After consulting with lawyers who told him that DJI’s agreement was “extremely risky” and “likely crafted in bad faith to silence anyone that signed it,” the researcher decided to walk away from the bug bounty. He also decided to make his findings public, including some of the communications with DJI representatives during this process.
In response, DJI published a statement saying that it’s investigating Finisterre’s unauthorized access to its servers, and accused the researcher of publishing confidential communications with DJI employees.
“DJI implemented its Security Response Center to encourage independent security researchers to responsibly report potential vulnerabilities,” the company said in a statement. “DJI asks researchers to follow standard terms for bug bounty programs, which are designed to protect confidential data and allow time for analysis and resolution of a vulnerability before it is publicly disclosed. The hacker in question refused to agree to these terms, despite DJI’s continued attempts to negotiate with him, and threatened DJI if his terms were not met.”
The infosec community is split on this issue – some have taken Finisterre’s side pointing to DJI’s failure to specify exactly what its bug bounty covered and what researchers were allowed to do. Others, however, have sided with DJI, noting that the bounty hunter shouldn’t have accessed the data and that the agreement was reasonable.
Following Finisterre’s disclosure, DJI provided more information on its bug bounty program, including scope and requirements for disclosing flaws.

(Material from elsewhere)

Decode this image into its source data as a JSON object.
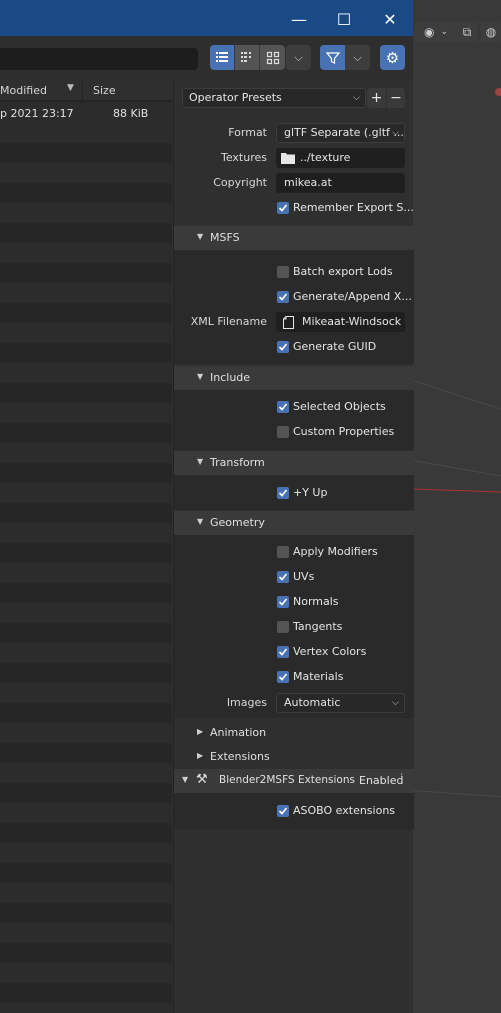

“DJI understands the importance of public disclosure of unknown or novel security flaws to build a common base of knowledge within the security community and to build a safer internet,” the company said. “DJI is committed to disclosing such information to the fullest extent possible. However, DJI in its sole discretion will decide when and how, and to what extent of details, to disclose to the public the bugs/vulnerabilities reported by you.”
DJI says it has paid out “thousands of dollars” to nearly a dozen researchers since the launch of its bug bounty program.